From this, we can gather that London is rainier than a substantial portion of cities, although not the majority in this dataset.

### Raininess Index Line Graph: London, Tokyo, Paris, and Cairo

Next, I created a line graph of the historical rain fall (in mm) of five cities over the last two years. The chosen cities—London, Tokyo, Paris, New York City, and Sydney—are globally recognized urban centers spanning diverse climates and continents. This selection provides a well-rounded comparison of rainfall patterns across different geographical regions and climates, offering insights into how precipitation varies in different climates.

In [182]:
cities = [
    ("London", "GB"),
    ("Tokyo", "JP"),
    ("Paris", "FR"),
    ("New York City", "US"),
    ("Sydney", "AU")
]

precip_data = {"Date": [], "Rain (mm)": [], "City": []}

# Loop through each city to get the precipitation data
for city, country in cities:
    # Get latitude and longitude for the city
    coordinates = get_city_latlon(city, country)
    
    if coordinates:
        latitude, longitude = coordinates
        # Get historical precipitation data
        historical_data = get_historical_precipitation(latitude, longitude)
        rain_sum = historical_data["Historical Rain Sum"]
        
        # Generate dates based on the length of the data, assuming daily data
        start_date = pd.Timestamp.now() - timedelta(days=len(rain_sum))
        dates = [start_date + timedelta(days=i) for i in range(len(rain_sum))]
        
        # Append data to the main dictionary
        precip_data["Date"].extend(dates)
        precip_data["Rain (mm)"].extend(rain_sum)
        precip_data["City"].extend([city] * len(dates))
    else:
        print(f"Coordinates not found for {city}, {country}")

# Convert data to a DataFrame for Let's-Plot
precip_df = pd.DataFrame(precip_data)

precip_df['Date'] = pd.to_datetime(precip_df['Date'])

# Extract year and month for grouping
precip_df['Year'] = precip_df['Date'].dt.year
precip_df['Month'] = precip_df['Date'].dt.month

monthly_avg_precip = (
    precip_df.groupby(['City', 'Year', 'Month'])
    .filter(lambda x: len(x) >= 28)  # Keep only months with at least 28 days
    .groupby(['City', 'Year', 'Month'])
    .agg({'Rain (mm)': 'mean'})
    .reset_index()
)

# Reformat the date for plotting
monthly_avg_precip['Date'] = pd.to_datetime(monthly_avg_precip[['Year', 'Month']].assign(DAY=1))
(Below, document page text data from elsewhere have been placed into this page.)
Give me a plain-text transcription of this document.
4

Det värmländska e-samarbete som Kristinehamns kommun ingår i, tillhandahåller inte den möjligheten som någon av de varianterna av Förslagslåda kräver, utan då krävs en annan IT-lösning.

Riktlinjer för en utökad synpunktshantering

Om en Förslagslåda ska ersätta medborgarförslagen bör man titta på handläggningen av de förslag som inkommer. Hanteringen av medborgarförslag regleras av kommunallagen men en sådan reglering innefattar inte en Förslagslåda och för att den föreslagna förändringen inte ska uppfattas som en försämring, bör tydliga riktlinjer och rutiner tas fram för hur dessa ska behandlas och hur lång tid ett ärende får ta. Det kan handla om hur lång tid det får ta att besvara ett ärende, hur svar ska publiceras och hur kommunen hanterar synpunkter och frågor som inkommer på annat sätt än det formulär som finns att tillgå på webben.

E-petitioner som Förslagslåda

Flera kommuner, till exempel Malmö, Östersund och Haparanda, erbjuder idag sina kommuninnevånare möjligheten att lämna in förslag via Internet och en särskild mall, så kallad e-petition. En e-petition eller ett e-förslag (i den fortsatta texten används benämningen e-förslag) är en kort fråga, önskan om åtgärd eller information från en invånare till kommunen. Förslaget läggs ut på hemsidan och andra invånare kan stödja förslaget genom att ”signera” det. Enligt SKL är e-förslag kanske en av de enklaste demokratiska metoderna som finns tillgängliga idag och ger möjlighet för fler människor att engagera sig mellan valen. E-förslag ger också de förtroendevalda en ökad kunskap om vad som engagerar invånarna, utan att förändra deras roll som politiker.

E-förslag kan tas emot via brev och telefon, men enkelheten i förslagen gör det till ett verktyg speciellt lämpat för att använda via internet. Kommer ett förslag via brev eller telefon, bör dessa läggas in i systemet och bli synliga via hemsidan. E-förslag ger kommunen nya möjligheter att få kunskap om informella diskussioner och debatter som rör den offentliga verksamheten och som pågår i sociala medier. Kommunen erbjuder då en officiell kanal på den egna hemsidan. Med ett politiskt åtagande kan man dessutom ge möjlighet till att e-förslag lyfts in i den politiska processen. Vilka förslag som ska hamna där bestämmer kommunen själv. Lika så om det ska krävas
# Now plot the updated DataFrame using Let's-Plot
from lets_plot import *
LetsPlot.setup_html()


# Define the cutoff date as two years ago from today
cutoff_date = pd.Timestamp.now() - pd.DateOffset(years=2)

# Filter the DataFrame to only include data from the last two years
monthly_avg_precip_last_2_years = monthly_avg_precip[monthly_avg_precip['Date'] >= cutoff_date]

# Now plot the filtered DataFrame using Let's-Plot
plot = (
    ggplot(monthly_avg_precip_last_2_years, aes(x='Date', y='Rain (mm)', color='City')) +
    geom_line() +
    ggtitle("Monthly Average Rainfall Comparison of Cities (Last 2 Years)") +
    xlab("Date") +
    ylab("Rainfall (mm)")
)

plot


London's monthly average rainfall is relatively consistent, without the pronounced peaks seen in cities like Tokyo. This suggests that London experiences more steady, moderate rainfall rather than seasonal extremes. This aligns with London’s reputation for frequent, light rain rather than intense downpours.

## Part 4: Conclusion

This analysis provides insights into London's raininess relative to other global cities by examining historical rainfall data and a custom-defined raininess index. Through comparative visualizations, it appears that London exhibits moderate rainfall levels with some seasonal fluctuations, placing it neither among the wettest nor the driest cities within this selection. However, it’s essential to note that these results are heavily influenced by the specific parameters chosen to define the raininess index. Different definitions or thresholds for rain events, intensity, or frequency could yield a different perspective on London's relative position. As such, the conclusions drawn here should be understood within the context of these chosen metrics. Further exploration with adjusted parameters or additional climatic factors could offer a more nuanced understanding of London's precipitation patterns in a global context.